Dr. Anne Treasure, president of the Virgin Islands Medical Society, contended that changing the malpractice premium assistance provided to hospital-employed physicians would impair the collective bargaining agreement of the Association of Hospital-Employed Physicians and violate federal law.
She also said that the V.I. Medical Society “unanimously and wholeheartedly” disagrees with the bill removing the requirement for first filing a claim with the malpractice review committee.
Treasure contended that the national trend supports the activity of medical review panels before filing lawsuits in court, that all lawsuits – even frivolous ones – leave a stain on a physician’s record and that excessive lawsuits threaten the health of the territory’s coffers.
Attorney Lee Rohn testified that the existing medical malpractice law in the territory has never been implemented – at the expense of local taxpayers and victims of malpractice.
Not adequately compensating people who are seriously injured through medical malpractice costs the government far more in the long run, as the injured person may remain a burden on the public assistance system for years to come, Rohn contended.
There is no reason the government should pay the medical malpractice settlements for doctors practicing below the standard of care, she said, and she asked that the law be changed so that each doctor and medical facility be required to have malpractice insurance of $1 million per occurrence.
Currently, the liability cap in a medical malpractice case in the territory is $250,000.
Richardson said that a consultant currently is conducting an actuarial study that likely will lead to an increase in existing medical malpractice premiums, which have not been changed since 1993.
He urged senators to hold off on the legislation pertaining to premiums until the study is complete and can be discussed.
He argued against the bill pertaining to the malpractice review committee, contending that it would destroy the framework for early settlements in malpractice cases and “only encourage less than professional handling of civil litigation in medical malpractice cases.”

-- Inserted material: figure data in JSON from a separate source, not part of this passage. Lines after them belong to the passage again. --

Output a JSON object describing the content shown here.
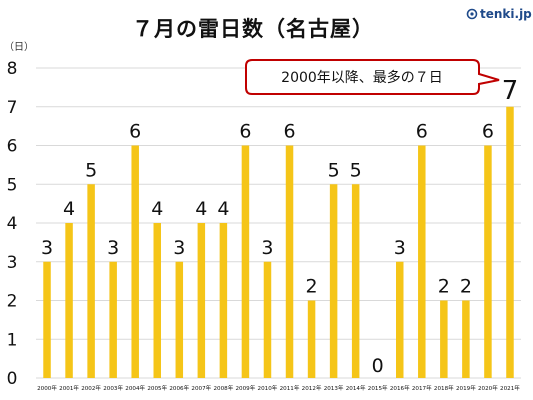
{
  "brand": "tenki.jp",
  "colors": {
    "bar": "#F5C518",
    "grid": "#d9d9d9",
    "callout_border": "#c00000"
  },
  "callout": "2000年以降、最多の７日",
  "chart_data": {
    "type": "bar",
    "title": "７月の雷日数（名古屋）",
    "ylabel": "（日）",
    "categories": [
      "2000年",
      "2001年",
      "2002年",
      "2003年",
      "2004年",
      "2005年",
      "2006年",
      "2007年",
      "2008年",
      "2009年",
      "2010年",
      "2011年",
      "2012年",
      "2013年",
      "2014年",
      "2015年",
      "2016年",
      "2017年",
      "2018年",
      "2019年",
      "2020年",
      "2021年"
    ],
    "values": [
      3,
      4,
      5,
      3,
      6,
      4,
      3,
      4,
      4,
      6,
      3,
      6,
      2,
      5,
      5,
      0,
      3,
      6,
      2,
      2,
      6,
      7
    ],
    "data_labels": [
      "3",
      "4",
      "5",
      "3",
      "6",
      "4",
      "3",
      "4",
      "4",
      "6",
      "3",
      "6",
      "2",
      "5",
      "5",
      "0",
      "3",
      "6",
      "2",
      "2",
      "6",
      "7"
    ],
    "yticks": [
      "0",
      "1",
      "2",
      "3",
      "4",
      "5",
      "6",
      "7",
      "8"
    ],
    "ylim": [
      0,
      8
    ],
    "grid": true,
    "legend": "none"
  }
}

Richardson did, however, advocate for changing the law to agree with the way medical malpractice cases are handled.
Currently, the government is self-insuring health care providers against malpractice claims. Premiums that health care providers pay are deposited into the General Fund, and claims are paid through an appropriation, he said.
V.I. Code, however, requires that the government establishment a Medical Malpractice Risk Management Trust Fund to provide liability coverage and that the fund be managed by a licensed broker or brokerage firm, Richardson said.
“This is not being done,” he said. “There is no Medical Malpractice Risk Management Fund, and there are no licensed brokers or brokerage firms retained to manage the money which is available to defend medical malpractice cases.”
Richardson also described other ways in which the government is not complying with the existing law.
Because of this, Richardson said, several plaintiffs’ attorneys are asking the courts to have the program declared null and void “with the intent of overcoming the caps on liability and reaching beyond the fund into the ‘pockets’ of our health care providers.”
If the system is to remain in its present form – which Richardson contended is functioning adequately – the law needs to change to conform to actual practice, he said.
Richardson was asked to provide senators with proposed changes that would amend the law to meet actual practice.
The committee voted to table both bills indefinitely, with a unanimous vote of all members who were present when the vote was taken.